Associations between acute and long-term exposure to PM2.5 components and temperature with QT interval length in the VA Normative Aging Study

Abstract

Aims: Our study adds to the sparse literature on the effect of multiple fine particulate matter (PM2.5) components on QT interval length, an outcome with high clinical relevance in vulnerable populations. To our knowledge, this is the first study to examine the association between spatiotemporally resolved exposures to PM2.5 components and QT interval length.

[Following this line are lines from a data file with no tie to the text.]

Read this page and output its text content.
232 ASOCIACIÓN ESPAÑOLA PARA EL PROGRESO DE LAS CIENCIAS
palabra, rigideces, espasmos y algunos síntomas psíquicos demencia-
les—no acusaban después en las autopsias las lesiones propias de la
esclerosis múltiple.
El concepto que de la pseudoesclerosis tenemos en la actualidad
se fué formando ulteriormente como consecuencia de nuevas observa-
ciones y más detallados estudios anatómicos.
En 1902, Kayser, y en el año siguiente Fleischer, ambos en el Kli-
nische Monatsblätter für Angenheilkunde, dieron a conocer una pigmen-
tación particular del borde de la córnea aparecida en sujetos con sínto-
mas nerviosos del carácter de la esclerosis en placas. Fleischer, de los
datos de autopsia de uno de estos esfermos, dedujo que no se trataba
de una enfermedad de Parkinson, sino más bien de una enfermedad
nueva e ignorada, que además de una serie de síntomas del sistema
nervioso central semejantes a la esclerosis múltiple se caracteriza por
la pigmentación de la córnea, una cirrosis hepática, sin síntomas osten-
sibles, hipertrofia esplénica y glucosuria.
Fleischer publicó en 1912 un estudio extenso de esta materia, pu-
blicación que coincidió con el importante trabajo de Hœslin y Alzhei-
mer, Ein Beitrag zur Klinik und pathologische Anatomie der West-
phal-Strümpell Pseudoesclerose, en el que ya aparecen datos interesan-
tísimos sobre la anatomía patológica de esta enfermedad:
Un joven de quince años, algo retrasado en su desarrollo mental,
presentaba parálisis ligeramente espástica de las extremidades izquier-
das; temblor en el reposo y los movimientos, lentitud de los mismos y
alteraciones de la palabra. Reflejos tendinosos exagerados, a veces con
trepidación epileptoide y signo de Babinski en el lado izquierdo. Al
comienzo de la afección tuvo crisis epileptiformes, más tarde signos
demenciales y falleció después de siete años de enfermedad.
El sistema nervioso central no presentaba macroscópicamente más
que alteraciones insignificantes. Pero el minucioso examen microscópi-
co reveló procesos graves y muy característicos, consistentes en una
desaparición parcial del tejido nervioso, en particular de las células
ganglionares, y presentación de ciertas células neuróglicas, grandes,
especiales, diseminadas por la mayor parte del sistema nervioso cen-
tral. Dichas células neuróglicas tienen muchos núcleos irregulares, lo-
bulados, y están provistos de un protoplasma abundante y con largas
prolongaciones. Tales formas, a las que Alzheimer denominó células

Methods and results: Among 578 men living in Eastern Massachusetts between 2000 and 2011, we utilized time-varying linear mixed-effects regressions with a random intercept to examine associations between acute (0-3 days), intermediate (4-28 days), and long-term (1 year) exposure to PM2.5 components, temperature, and heart-rate corrected QT interval (QTc). Each of the PM2.5 components and temperature was geocoded to the participant's residential address using validated ensemble and hybrid exposure models and gridMET predictions. We also evaluated whether diabetic status modified the association between PM2.5 components and QTc interval. We found consistent results that higher sulfate levels and colder temperatures were associated with significant longer QTc across all moving averages except the day of exposure. The greatest effect of sulfate and temperature was detected for the 28-day moving average. In the multi-pollutant model, each 1.5 µg/m3 IQR increase in daily sulfate was associated with a 15.1 ms [95% confidence interval (CI): 10.2-20.0] increase in QTc interval and in the single-pollutant models a 15.3 ms (95% CI: 11.6-19.1) increase in QTc interval. Other secondary particles, such as nitrate and organic carbon, also prolonged QT interval, while elemental carbon decreased QT interval. We found that diabetic status did not modify the association between PM2.5 components and QTc interval.

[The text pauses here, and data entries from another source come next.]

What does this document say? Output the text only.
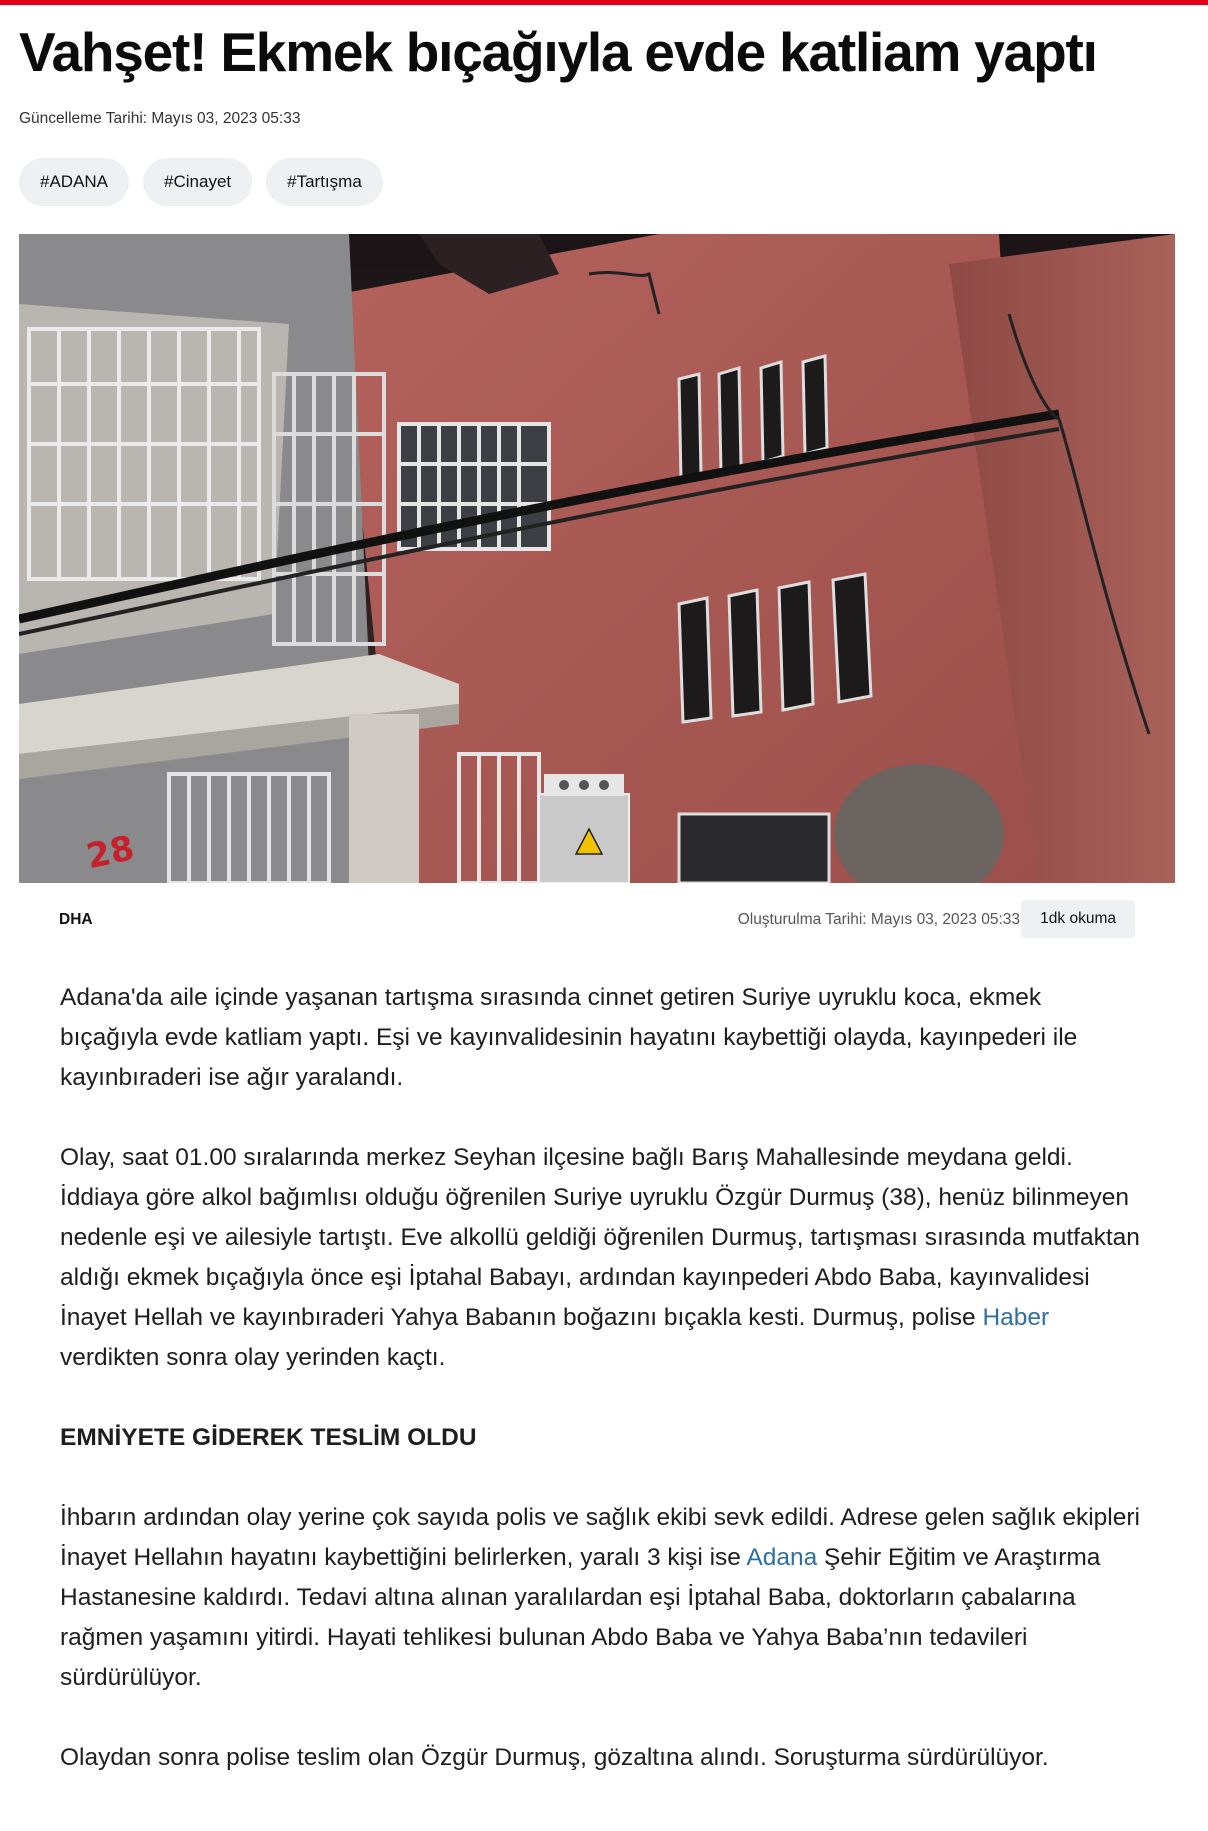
Vahşet! Ekmek bıçağıyla evde katliam yaptı
Güncelleme Tarihi: Mayıs 03, 2023 05:33
#ADANA	#Cinayet	#Tartışma
28
DHA	Oluşturulma Tarihi: Mayıs 03, 2023 05:33	1dk okuma

Adana'da aile içinde yaşanan tartışma sırasında cinnet getiren Suriye uyruklu koca, ekmek bıçağıyla evde katliam yaptı. Eşi ve kayınvalidesinin hayatını kaybettiği olayda, kayınpederi ile kayınbıraderi ise ağır yaralandı.

Olay, saat 01.00 sıralarında merkez Seyhan ilçesine bağlı Barış Mahallesinde meydana geldi. İddiaya göre alkol bağımlısı olduğu öğrenilen Suriye uyruklu Özgür Durmuş (38), henüz bilinmeyen nedenle eşi ve ailesiyle tartıştı. Eve alkollü geldiği öğrenilen Durmuş, tartışması sırasında mutfaktan aldığı ekmek bıçağıyla önce eşi İptahal Babayı, ardından kayınpederi Abdo Baba, kayınvalidesi İnayet Hellah ve kayınbıraderi Yahya Babanın boğazını bıçakla kesti. Durmuş, polise Haber verdikten sonra olay yerinden kaçtı.

EMNİYETE GİDEREK TESLİM OLDU

İhbarın ardından olay yerine çok sayıda polis ve sağlık ekibi sevk edildi. Adrese gelen sağlık ekipleri İnayet Hellahın hayatını kaybettiğini belirlerken, yaralı 3 kişi ise Adana Şehir Eğitim ve Araştırma Hastanesine kaldırdı. Tedavi altına alınan yaralılardan eşi İptahal Baba, doktorların çabalarına rağmen yaşamını yitirdi. Hayati tehlikesi bulunan Abdo Baba ve Yahya Baba’nın tedavileri sürdürülüyor.

Olaydan sonra polise teslim olan Özgür Durmuş, gözaltına alındı. Soruşturma sürdürülüyor.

Conclusion: Acute and long-term exposure to PM2.5 components and temperature are associated with changes in ventricular repolarization as measured by QT interval.

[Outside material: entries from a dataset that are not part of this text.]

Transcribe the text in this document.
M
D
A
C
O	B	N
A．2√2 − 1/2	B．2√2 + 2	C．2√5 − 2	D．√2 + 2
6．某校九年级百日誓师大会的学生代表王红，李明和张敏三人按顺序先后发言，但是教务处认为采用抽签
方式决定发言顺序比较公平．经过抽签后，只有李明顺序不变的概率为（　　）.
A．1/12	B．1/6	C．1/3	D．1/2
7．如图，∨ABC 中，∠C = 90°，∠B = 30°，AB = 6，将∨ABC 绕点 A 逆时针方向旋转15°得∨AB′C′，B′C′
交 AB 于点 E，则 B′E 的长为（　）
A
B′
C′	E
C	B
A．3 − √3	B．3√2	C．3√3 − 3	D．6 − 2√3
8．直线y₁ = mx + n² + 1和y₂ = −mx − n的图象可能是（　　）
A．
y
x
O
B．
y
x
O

Keywords: Air pollution; Arrhythmias; QT interval; Temperature; Ventricular repolarization.

Figure 1

Changes in milliseconds and 95% confidence interval in QTc interval for an interquartile range increase in 0–28-day moving average and 1-year moving average of each PM_2.5 component. The results are presented in a multi-pollutant model where all the PM_2.5 components and temperature are included in the same model and the single-pollutant model, which includes each individual PM_2.5 component or temperature. The models are adjusted for age (years), race, maximum years of education, body mass index (kg/m²), total cholesterol (mg/dL), mean arterial pressure (mmHg), diabetic status, use of beta-blocker medication, alcohol intake (2> drinks/day or < 2 drinks/day as reference), smoking status (current, former, or never as reference), cumulative smoking pack-years, census tract percent of population age 25 years or older with less than a high school diploma, relative humidity (%), and seasonality (sine and cosine).

Figure 2

Change in QTc interval length and 95% confidence interval for an interquartile range increase in 0–28-day and 1-year moving averages of each PM_2.5 component and temperature, but not including PM_2.5 mass. The results are presented in a multi-pollutant model where all the PM_2.5 components and temperature are included in the same model except for the indicated PM_2.5 component. The model was adjusted for age (years), race, maximum years of education, body mass index (kg/m²), total cholesterol (mg/dL), mean arterial pressure (mmHg), diabetic status, use of beta-blocker medication, alcohol intake (2> drinks/day or < 2 drinks/day as reference), smoking status (current, former, or never as reference), cumulative smoking pack-years, census tract percent of population age 25 years or older with less than a high school diploma, relative humidity (%), and seasonality (sine and cosine).

Figure 3

Change in QTc interval length and 95% confidence interval for an interquartile range increase in 0–28-day and 1-year moving for each PM_2.5 component and temperature in the multi-pollutant model among diabetic and non-diabetic individuals. The model was adjusted for the main effects of each PM_2.5 component and temperature, the interaction term between the PM_2.5 component and the dichotomous indicator variable for diabetic status, age (years), race, maximum years of education, body mass index (kg/m²), total cholesterol (mg/dL), mean arterial pressure (mmHg), diabetic status, use of beta-blocker medication, alcohol intake (2> drinks/day or < 2 drinks/day as reference), smoking status (current, former or never as reference), cumulative smoking pack-years, census tract percent of population age 25 years or older with less than a high school diploma, relative humidity (%), and seasonality (sine and cosine).